MKTG NaM - pasek na kartach artykułów

Posłowie chcą skończyć z wyrzucaniem na ulicę

(ir)
Gumowscy od wielu miesięcy żyją w strachu przed eksmisją. 
Fot. Krzysztof Mystkowski
Gumowscy od wielu miesięcy żyją w strachu przed eksmisją. Fot. Krzysztof Mystkowski
Posłowie są zgodni: Przepisy trzeba zmienić, bo eksmisje na bruk to barbarzyństwo. Podczas wczorajszej debaty opowiedzieli się więc za dalszymi pracami nad projektem nowelizacji kodeksu postępowania cywilnego.

Posłowie są zgodni: Przepisy trzeba zmienić, bo eksmisje na bruk to barbarzyństwo.
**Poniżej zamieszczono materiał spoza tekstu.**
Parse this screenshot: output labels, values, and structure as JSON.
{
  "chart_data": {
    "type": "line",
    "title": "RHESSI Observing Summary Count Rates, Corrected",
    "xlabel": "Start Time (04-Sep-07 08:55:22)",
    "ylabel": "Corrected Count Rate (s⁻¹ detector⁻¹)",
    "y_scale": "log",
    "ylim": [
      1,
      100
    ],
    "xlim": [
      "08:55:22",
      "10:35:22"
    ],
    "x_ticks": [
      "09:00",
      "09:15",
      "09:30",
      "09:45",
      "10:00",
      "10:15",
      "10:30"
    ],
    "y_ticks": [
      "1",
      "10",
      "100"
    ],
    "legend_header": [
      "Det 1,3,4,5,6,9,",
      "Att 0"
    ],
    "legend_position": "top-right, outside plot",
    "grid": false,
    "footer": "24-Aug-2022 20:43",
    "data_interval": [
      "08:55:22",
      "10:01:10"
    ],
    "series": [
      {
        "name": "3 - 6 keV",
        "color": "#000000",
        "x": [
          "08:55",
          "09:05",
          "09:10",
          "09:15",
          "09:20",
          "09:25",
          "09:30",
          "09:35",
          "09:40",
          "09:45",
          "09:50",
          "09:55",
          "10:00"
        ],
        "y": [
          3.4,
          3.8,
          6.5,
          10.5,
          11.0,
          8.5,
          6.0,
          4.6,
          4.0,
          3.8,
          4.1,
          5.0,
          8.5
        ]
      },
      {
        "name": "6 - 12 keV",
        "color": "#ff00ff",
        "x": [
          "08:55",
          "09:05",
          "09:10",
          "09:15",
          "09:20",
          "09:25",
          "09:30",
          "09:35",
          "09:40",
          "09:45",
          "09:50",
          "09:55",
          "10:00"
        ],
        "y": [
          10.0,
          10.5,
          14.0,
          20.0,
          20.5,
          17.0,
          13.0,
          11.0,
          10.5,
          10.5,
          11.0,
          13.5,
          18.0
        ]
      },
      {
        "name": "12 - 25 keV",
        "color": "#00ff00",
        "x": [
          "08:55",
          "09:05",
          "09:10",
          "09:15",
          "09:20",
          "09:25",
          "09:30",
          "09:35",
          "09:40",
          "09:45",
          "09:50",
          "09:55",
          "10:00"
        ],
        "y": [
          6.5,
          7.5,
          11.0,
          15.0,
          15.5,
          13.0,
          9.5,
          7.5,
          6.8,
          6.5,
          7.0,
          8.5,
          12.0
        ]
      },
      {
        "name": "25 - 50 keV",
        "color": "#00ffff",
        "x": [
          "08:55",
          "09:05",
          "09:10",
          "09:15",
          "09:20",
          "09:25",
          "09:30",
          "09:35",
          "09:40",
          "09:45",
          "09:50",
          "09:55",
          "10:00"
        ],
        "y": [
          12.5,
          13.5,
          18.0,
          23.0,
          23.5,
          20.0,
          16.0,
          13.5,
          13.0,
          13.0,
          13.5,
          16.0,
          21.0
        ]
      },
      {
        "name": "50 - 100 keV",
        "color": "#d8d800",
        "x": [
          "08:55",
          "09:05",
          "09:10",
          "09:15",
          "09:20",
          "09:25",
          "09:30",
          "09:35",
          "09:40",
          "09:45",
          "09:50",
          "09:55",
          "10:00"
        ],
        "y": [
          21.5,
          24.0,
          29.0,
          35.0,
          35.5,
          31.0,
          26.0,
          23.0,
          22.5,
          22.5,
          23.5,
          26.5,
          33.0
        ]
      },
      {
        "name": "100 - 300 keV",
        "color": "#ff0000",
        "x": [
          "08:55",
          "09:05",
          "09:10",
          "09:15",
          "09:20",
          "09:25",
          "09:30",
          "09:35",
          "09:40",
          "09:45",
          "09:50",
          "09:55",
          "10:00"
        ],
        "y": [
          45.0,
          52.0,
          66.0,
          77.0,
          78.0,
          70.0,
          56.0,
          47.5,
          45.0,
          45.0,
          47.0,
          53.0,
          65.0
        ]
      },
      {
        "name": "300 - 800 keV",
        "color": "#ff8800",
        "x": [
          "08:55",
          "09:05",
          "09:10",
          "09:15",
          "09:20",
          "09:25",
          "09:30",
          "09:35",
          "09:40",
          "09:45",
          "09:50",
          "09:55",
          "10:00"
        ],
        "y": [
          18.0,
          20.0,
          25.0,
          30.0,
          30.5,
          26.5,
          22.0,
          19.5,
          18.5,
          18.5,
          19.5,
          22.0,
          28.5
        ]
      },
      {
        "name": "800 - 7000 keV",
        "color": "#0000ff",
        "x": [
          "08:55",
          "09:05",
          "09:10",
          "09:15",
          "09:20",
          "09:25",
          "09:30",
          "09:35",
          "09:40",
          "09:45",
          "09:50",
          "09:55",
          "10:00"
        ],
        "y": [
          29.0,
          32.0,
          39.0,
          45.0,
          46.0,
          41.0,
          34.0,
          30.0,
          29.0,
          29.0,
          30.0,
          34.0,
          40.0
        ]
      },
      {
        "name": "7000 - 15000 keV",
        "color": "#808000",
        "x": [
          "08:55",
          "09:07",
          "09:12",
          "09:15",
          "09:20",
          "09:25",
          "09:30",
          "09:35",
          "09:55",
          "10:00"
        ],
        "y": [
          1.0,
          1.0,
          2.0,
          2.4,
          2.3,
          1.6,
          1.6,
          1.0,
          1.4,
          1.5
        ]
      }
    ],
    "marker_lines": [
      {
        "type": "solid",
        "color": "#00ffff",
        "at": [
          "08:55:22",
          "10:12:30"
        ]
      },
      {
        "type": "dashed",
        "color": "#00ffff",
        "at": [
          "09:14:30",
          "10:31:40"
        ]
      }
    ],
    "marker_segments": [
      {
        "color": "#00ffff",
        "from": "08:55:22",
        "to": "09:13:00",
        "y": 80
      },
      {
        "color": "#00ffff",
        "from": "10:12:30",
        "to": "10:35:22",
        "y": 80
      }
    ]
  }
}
Podczas wczorajszej debaty opowiedzieli się więc za dalszymi pracami nad projektem nowelizacji kodeksu postępowania cywilnego. Przewiduje on m.in., że warunkiem eksmisji byłoby zapewnienie wyrzucanym lokatorom tymczasowego pomieszczenia. Inaczej - egzekucja komornicza nie wchodzi w grę.
- Dopiero gdy parlament te zmiany przyklepie, spokojnie położę się spać - mówi Krystyna Gumowska z Gdańska. - Na razie odchodzę od zmysłów, bo wisi nad nami widmo eksmisji. Mąż stracił pracę, ja zarabiam ok. 300 złotych, mamy czworo dzieci i ok. 15 tysięcy złotych długu. Od wielu miesięcy nie płacimy czynszu, bo pieniędzy brakuje nam nawet na chleb. Wciąż się boimy, że rankiem zapuka komornik i wyrzuci nas na ulicę. Tak jak sasiadów. Bez dokumentów i bielizny na zmianę.
Tamtych eksmitowanych sąsiadów było siedmioro. Mieli małe dzieci. I nikt się nad nimi nie ulitował, nie pomógł. Gumowscy zabrali ich więc do swojego mieszkania. Na 37 metrach kwadratowych, w dwóch niewielkich pokoikach, musiało się zmieścić trzynaście osób! To było w lipcu ub. r.
- Spaliśmy na materacach, godzinami staliśmy w kolejce do łazienki, ale nie narzekaliśmy - tłumaczy Emilia, córka pani Krystyny. - Uznaliśmy, że tak trzeba. Bo dziś oni potrzebują pomocy, jutro my możemy znaleźć się w podobnej sytuacji. Tu są bardzo wysokie czynsze. Niemal połowa rodzin z naszego bloku zalega z opłatami.
- Wszyscy trafiliśmy do budynku przy ul. Hallera 50 A ,na chwilę", na czas remontu naszych poprzednich mieszkań, a tkwimy tu już kilkanaście lat - wyjaśnia pani Krystyna.
Gumowscy do 1987 roku mieszkali przy al. Zwycięstwa 34. Ale tamten lokal był zagrzybiony, wyprowadzili się więc. Po paru miesiącach okazało się, że nie mają gdzie wrócić, bo ,ich" mieszkanie zajęli dzicy lokatorzy. Zostali na lodzie. Teraz - z uwagi na długi - nie mogą się doprosić nawet o umowę najmu. Ani ubiegać się o dodatek mieszkaniowy.
Dziuletta Łapczyńska, administratorka z ROM 7, któremu budynek podlega, przyznaje, że blisko połowa z 32 rodzin nie radzi sobie finansowo.
- Nie wykluczam kolejnych wniosków o eksmisję - informuje.
Sąsiedzi, którym Gumowscy udzielili schronienia, już się od nich wyprowadzili. Zajęli, na dziko, lokal bez prądu i ogrzewania. Nie chcą ujawnić adresu, bo to pomieszczenie jest ich jedyną szansą. Oni też utrzymują się z jednej pensji. I nawet nie stać ich na opłacenie noclegowni. A kolejnej eksmisji sobie nie wyobrażają.

Eksmisje na Pomorzu

Do Sądu Rejonowego w Kościerzynie w 2001 r. wpłynęło 18 spraw w związku z eksmisją z lokali mieszkalnych. Wszystkie sprawy zostały zakończone. W przypadku siedmiu z nich wymiar sprawiedliwości podjął decyzję o eksmisji, przyznając jednocześnie pięć zastępczych lokali socjalnych. Do Sądu Rejonowego wpłynęła również jedna sprawa dotycząca eksmisji z lokalu użytkowego, która nie została zakończona.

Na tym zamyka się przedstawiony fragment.